So, you walk out of the courthouse at the conclusion of your divorce case.
Your marriage is over, ended by a District Judge moments ago. You and your ex have joint custody of your kids, Johnnie and Susie. Your lawyer shakes your hand, wishes you well and ambles out of your life. And you think – where the heck is the manual that tells me what to do as a divorced mom or dad?
First of all, there is no manual (but you knew that, right?). You will get a lot of advice from well-meaning friends, family members and others, based on their divorces or what they read or heard about someone else’s divorce. Most of that advice will be of little use to you, and some of it can be downright harmful. Ignore it because, secondly, I’m going to tell you some of what you need to know.
Here goes –
Don’t take that divorce decree home and file it away. You need to study the custody part of it, which deals with your kids. And when I say “study,” I mean study. Read it again, and again, and some more. Treat it like a textbook in a course you just have to get an A in. Get to the point you can quote it, like the Bible or Shakespeare because with understanding comes wisdom.
Next, keep track of when your ex has the kids. Don’t make a big production of it, but note the day/time he/she picks up and returns them, and anything special or out of the ordinary. Be careful, though, because if there’s subsequent litigation then your calendar or diary will be discoverable by the other side.
Don’t obsess about the little details.
If your former wife is due to pick up the kids at your house at 6:00 p.m., and its 6:40 before she shows up, don’t make a big deal out of it. Your Judge probably won’t, and if you do then it’s just going to increase the stress level between you and your ex, which will not be helpful to your kids.
And while we’re at it, when you communicate with the ex, remember BFP – brief, factual and (for real) polite. Avoid long harangues which rehash old marital history and are replete with opinions as to your ex’s bad character and lack of socially redeeming value. Always use BFP. You vary from it at your peril.
Don’t talk to outsiders about your divorce or your ex. It’s none of their business but they will love to hear your gossip, and they’ll repeat it (less and less accurately as time goes on) over and over and over… Remember, loose lips sink ships.
When it comes to Johnnie and Susie, you can’t send too much information to their parent – pictures (both school pics and ones you take), cards, funny things the kids say or do, school trips, doctor appointments, etc. Basically, anything and everything about the kids and what they’re doing should be communicated to your former spouse. Only takes a few minutes and can create a lot of goodwill (or get you some serious brownie points with your judge if you have to go back to court later on).
Avoid knee-jerk, emotionally based reactions.
Don’t let your ex provoke you into a fit of pique. This can be a hard one, but it’s one of the more important points I will share with you.

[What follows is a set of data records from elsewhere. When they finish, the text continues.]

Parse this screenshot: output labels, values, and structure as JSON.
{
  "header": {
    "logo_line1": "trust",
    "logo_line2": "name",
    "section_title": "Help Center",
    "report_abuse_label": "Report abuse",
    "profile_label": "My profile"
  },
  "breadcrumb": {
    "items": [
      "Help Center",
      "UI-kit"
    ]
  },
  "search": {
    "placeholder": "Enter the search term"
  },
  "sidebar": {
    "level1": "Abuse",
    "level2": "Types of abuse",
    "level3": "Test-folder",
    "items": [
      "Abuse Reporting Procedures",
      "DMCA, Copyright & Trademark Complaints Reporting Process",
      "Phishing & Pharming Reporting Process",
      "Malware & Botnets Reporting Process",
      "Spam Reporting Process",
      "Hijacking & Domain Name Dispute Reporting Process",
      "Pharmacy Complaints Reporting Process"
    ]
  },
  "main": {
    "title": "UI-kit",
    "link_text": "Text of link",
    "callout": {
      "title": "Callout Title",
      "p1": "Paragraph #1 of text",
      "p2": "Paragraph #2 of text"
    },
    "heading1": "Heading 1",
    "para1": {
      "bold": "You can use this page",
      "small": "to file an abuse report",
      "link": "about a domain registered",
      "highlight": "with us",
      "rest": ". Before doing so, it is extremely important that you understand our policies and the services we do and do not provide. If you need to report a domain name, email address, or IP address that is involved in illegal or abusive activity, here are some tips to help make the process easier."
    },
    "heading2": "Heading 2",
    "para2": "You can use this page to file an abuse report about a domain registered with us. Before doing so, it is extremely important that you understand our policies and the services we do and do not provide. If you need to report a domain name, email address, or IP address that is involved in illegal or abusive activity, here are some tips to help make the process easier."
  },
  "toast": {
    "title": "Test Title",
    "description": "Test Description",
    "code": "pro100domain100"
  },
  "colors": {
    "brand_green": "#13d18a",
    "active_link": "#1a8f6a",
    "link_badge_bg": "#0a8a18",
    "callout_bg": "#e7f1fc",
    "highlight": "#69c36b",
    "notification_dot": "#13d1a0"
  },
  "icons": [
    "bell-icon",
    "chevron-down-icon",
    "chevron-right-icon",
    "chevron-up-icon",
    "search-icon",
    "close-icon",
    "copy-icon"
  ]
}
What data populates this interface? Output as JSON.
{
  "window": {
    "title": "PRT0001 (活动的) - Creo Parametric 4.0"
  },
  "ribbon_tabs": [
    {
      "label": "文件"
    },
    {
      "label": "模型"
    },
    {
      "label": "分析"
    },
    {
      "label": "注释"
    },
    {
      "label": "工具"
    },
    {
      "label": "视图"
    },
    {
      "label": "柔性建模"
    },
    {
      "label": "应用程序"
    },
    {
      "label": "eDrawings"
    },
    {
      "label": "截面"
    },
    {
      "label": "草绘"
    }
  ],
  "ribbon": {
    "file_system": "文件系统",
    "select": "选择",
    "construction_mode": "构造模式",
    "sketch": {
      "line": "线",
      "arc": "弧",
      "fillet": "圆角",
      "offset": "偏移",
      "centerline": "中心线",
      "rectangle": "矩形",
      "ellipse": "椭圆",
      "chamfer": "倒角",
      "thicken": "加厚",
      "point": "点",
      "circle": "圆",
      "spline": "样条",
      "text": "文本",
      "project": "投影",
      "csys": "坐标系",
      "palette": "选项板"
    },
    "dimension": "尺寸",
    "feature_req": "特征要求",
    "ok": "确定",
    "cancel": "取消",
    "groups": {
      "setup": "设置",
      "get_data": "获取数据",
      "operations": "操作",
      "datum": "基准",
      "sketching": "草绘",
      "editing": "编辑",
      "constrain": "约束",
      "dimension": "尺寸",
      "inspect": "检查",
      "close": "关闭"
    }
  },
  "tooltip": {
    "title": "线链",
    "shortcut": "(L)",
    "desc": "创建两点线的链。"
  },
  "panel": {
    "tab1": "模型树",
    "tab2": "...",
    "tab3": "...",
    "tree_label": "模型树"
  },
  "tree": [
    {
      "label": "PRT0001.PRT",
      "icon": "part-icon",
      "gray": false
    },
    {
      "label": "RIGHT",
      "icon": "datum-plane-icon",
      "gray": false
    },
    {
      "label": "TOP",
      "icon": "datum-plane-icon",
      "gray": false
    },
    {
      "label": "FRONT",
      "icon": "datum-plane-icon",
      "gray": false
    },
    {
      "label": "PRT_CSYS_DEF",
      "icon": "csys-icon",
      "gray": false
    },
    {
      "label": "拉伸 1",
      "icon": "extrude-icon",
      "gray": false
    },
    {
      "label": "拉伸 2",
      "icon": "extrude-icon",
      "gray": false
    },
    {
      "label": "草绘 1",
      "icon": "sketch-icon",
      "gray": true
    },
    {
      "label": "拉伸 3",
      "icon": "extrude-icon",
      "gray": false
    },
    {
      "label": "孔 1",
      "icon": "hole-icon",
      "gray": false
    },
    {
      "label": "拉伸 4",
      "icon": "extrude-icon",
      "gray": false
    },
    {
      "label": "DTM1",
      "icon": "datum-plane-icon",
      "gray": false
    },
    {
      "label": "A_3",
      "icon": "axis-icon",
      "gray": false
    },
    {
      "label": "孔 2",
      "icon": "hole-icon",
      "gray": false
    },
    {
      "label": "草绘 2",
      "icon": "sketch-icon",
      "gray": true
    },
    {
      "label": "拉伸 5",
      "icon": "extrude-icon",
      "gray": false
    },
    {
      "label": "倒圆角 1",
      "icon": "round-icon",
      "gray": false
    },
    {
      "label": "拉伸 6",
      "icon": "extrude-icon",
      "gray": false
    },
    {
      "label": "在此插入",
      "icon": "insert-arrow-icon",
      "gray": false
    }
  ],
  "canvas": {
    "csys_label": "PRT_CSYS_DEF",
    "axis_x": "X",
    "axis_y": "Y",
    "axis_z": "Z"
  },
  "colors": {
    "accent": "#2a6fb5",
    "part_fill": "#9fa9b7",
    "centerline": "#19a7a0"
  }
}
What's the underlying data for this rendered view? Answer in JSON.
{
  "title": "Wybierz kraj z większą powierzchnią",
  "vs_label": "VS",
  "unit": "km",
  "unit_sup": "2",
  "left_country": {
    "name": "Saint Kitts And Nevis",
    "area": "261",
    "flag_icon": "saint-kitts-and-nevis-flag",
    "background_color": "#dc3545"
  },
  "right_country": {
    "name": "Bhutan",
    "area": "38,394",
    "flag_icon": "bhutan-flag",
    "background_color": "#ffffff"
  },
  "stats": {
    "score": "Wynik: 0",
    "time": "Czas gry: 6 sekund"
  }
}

No matter how much of a jerk your ex may be, don’t give in to your anger and snap back. Won’t help the situation or your kids nor will it look very good if you have to go back to court. You’re almost always ahead of the game if you turn the other cheek.
Do what you’re ordered to do. Pay your support in full and on time. Be punctual for visitation. Reimburse your share of medical expenses when your order says to do it. Set a good example for your kids – doesn’t matter if your ex is late. You shouldn’t be. Don’t let your behavior be determined by your ex. You are better than that, and you have young kids watching you.
It’s OK to have empathy for your ex.
It’s neither illegal nor immoral. We all get in bad places from time to time – depression, anger, anxiety, and sadness. We get fired or maybe don’t get the big promotion we hoped for. Our doc gives us a bad report. Our transmission goes up in smoke just when we have $25.00 in savings and our credit card is maxed out. That kind of stuff happens to your ex, too. Be empathetic. Offer to help, or at least to listen. Set a good example for your kids. Their parent’s mood affects them, and you don’t want them to be hurting, do you?
And, lastly, use common sense. If it feels wrong to do something then don’t do it. Most of us know the right thing to do, we just choose to act differently. Look at it from your children’s point of view – if they were in your spot and asked you what to do, what would you tell them? Choose to be right, and do good. It will pay big dividends.